Kernel Principal Component Analysis

class dtaianomaly.anomaly_detection.KernelPrincipalComponentAnalysis(window_size: str | int, stride: int = 1, **kwargs)[source]

Anomaly detector based on the Kernel Principal Component Analysis (KPCA).

Standard PCA maps the data to a lower dimensional space through linear projections. Deviations in this lower dimensional space are then considered to be anomalies. KPCA [hoffmann2007kernel] is a non-linear extension of PCA, which maps the data into a new kernel space, from which the principal components are learned.

Notes

KPCA inherets from PyodAnomalyDetector.

Parameters:

window_size (int or str) – The window size to use for extracting sliding windows from the time series. This value will be passed to compute_window_size().
stride (int, default=1) – The stride, i.e., the step size for extracting sliding windows from the time series.
**kwargs – Arguments to be passed to the PyOD PCA.

window_size_

The effectively used window size for this anomaly detector

Type:: int

pyod_detector_

A KPCA-detector of PyOD

Type:: KPCA

Examples

>>> from dtaianomaly.anomaly_detection import KernelPrincipalComponentAnalysis
>>> from dtaianomaly.data import demonstration_time_series
>>> x, y = demonstration_time_series()
>>> kpca = KernelPrincipalComponentAnalysis(10, n_components=2).fit(x)
>>> kpca.decision_function(x)
array([0.03151377, 0.03697829, 0.04415575, ..., 0.03345565, 0.0330048 ,
       0.03089501])

References

[hoffmann2007kernel]

Heiko Hoffmann. Kernel pca for novelty detection. Pattern recognition, 40(3):863–874, 2007, doi: 10.1016/j.patcog.2006.07.009.

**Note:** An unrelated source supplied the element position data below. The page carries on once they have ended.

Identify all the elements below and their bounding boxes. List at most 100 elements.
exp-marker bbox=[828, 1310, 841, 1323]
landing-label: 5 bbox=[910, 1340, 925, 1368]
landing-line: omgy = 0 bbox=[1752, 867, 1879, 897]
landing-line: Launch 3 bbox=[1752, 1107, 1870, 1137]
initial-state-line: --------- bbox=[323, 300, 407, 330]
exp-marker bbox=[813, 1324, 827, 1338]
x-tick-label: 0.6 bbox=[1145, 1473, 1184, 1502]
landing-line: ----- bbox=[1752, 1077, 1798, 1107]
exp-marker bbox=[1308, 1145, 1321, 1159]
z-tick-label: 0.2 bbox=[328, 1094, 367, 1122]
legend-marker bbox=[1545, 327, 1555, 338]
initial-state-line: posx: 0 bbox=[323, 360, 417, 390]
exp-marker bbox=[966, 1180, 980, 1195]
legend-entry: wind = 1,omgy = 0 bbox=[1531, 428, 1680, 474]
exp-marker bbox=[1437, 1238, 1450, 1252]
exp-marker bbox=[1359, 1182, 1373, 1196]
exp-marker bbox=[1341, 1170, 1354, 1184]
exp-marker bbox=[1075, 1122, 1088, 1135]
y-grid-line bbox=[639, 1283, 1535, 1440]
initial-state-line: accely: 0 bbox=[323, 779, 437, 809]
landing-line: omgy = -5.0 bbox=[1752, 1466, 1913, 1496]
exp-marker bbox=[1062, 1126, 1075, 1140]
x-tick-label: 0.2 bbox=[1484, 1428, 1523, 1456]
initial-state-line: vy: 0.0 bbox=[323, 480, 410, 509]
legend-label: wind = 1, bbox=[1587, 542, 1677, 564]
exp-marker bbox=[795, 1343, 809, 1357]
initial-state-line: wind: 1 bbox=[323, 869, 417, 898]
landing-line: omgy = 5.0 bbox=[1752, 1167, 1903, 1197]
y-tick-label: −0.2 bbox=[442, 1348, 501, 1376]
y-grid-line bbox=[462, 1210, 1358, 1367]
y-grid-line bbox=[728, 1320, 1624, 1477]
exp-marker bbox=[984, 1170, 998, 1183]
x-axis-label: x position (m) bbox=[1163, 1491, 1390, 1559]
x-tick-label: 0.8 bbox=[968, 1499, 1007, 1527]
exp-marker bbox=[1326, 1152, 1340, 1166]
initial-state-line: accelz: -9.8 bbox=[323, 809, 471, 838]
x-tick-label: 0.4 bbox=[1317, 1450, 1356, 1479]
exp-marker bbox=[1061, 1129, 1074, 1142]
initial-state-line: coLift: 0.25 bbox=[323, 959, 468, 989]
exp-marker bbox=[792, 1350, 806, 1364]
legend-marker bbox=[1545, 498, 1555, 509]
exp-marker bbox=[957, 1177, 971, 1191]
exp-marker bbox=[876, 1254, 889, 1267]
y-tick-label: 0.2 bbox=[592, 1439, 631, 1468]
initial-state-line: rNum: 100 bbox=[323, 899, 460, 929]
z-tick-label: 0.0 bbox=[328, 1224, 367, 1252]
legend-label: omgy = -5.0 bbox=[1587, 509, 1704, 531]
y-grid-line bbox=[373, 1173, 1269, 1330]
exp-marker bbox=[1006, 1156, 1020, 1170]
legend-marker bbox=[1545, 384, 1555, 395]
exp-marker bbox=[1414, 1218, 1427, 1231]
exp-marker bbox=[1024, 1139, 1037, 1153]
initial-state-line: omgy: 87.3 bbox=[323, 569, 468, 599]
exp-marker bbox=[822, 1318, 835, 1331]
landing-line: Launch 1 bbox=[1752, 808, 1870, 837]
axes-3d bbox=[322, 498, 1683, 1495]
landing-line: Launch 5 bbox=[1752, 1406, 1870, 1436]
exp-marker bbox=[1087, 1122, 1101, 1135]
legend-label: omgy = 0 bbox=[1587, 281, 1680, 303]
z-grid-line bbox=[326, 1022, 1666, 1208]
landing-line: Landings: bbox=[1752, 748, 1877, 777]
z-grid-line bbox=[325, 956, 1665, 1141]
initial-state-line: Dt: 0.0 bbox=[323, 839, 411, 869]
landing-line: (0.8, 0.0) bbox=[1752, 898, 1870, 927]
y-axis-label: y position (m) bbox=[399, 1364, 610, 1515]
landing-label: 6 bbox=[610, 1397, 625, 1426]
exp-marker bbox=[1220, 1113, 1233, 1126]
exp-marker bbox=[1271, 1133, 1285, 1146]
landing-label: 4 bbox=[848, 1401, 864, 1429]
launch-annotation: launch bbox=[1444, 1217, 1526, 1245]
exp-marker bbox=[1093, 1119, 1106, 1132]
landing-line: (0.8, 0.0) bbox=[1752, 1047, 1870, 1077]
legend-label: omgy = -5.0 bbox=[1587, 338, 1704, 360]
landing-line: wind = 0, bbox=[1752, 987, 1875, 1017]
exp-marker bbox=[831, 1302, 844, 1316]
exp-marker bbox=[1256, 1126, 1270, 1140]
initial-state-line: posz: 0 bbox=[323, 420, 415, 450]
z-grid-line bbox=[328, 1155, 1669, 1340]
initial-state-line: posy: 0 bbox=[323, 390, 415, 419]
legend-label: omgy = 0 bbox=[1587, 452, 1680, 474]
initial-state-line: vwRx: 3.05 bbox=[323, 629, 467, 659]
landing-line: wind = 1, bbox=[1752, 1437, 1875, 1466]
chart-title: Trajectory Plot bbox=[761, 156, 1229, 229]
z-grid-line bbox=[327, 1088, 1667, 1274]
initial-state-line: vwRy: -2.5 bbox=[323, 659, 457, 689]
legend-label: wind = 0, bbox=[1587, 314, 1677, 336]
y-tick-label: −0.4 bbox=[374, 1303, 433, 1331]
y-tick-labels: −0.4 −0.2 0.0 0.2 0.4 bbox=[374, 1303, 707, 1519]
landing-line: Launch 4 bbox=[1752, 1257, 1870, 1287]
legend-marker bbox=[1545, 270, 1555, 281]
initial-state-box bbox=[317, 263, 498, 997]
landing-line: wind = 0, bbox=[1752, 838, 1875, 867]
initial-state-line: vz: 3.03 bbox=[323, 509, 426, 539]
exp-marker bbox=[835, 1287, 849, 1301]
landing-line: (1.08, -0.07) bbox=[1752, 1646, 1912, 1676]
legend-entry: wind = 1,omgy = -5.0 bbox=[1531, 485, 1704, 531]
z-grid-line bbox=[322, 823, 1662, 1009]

decision_function(X: ndarray) → ndarray

Compute decision scores.

Parameters:

X (array-like of shape (n_samples, n_attributes)) – Input time series.

Returns:

decision_scores – The decision scores of the anomaly detector. Higher indicates more anomalous.

Return type:

array-like of shape (n_samples)

Raises:

ValueError – If X is not a valid array.
NotFittedError – If this method is called before fitting the anomaly detector.

fit(X: ndarray, y: ndarray | None = None, **kwargs) → BaseDetector

Fit this PyOD anomaly detector on the given data.

Parameters:

X (array-like of shape (n_samples, n_attributes)) – Input time series.
y (ignored) – Not used, present for API consistency by convention.
kwargs – Additional parameters to be passed to compute_window_size().

Returns:

self – Returns the instance itself

Return type:

PyODAnomalyDetector

Raises:

ValueError – If X is not a valid array.

predict_proba(X: ndarray) → ndarray

Predict anomaly probabilities

Estimate the probability of a sample of X being anomalous, based on the anomaly scores obtained from decision_function by rescaling them to the range of [0, 1] via min-max scaling.

Parameters:

X (array-like of shape (n_samples, n_attributes)) – Input time series.

Returns:

anomaly_scores – 1D array with the same length as X, with values in the interval [0, 1], in which a higher value implies that the instance is more likely to be anomalous.

Return type:

array-like of shape (n_samples)

Raises:

ValueError – If scores is not a valid array.
ValueError – If the prediction scores from ‘decision_function’ are constant, but not in the interval [0, 1], because these values can not unambiguously be transformed to an anomaly probability.

save(path: str | Path) → None

Save detector to disk as a pickle file with extension .dtai. If the given path consists of multiple subdirectories, then the not existing subdirectories are created.

Parameters:: path (str or Path) – Location where to store the detector.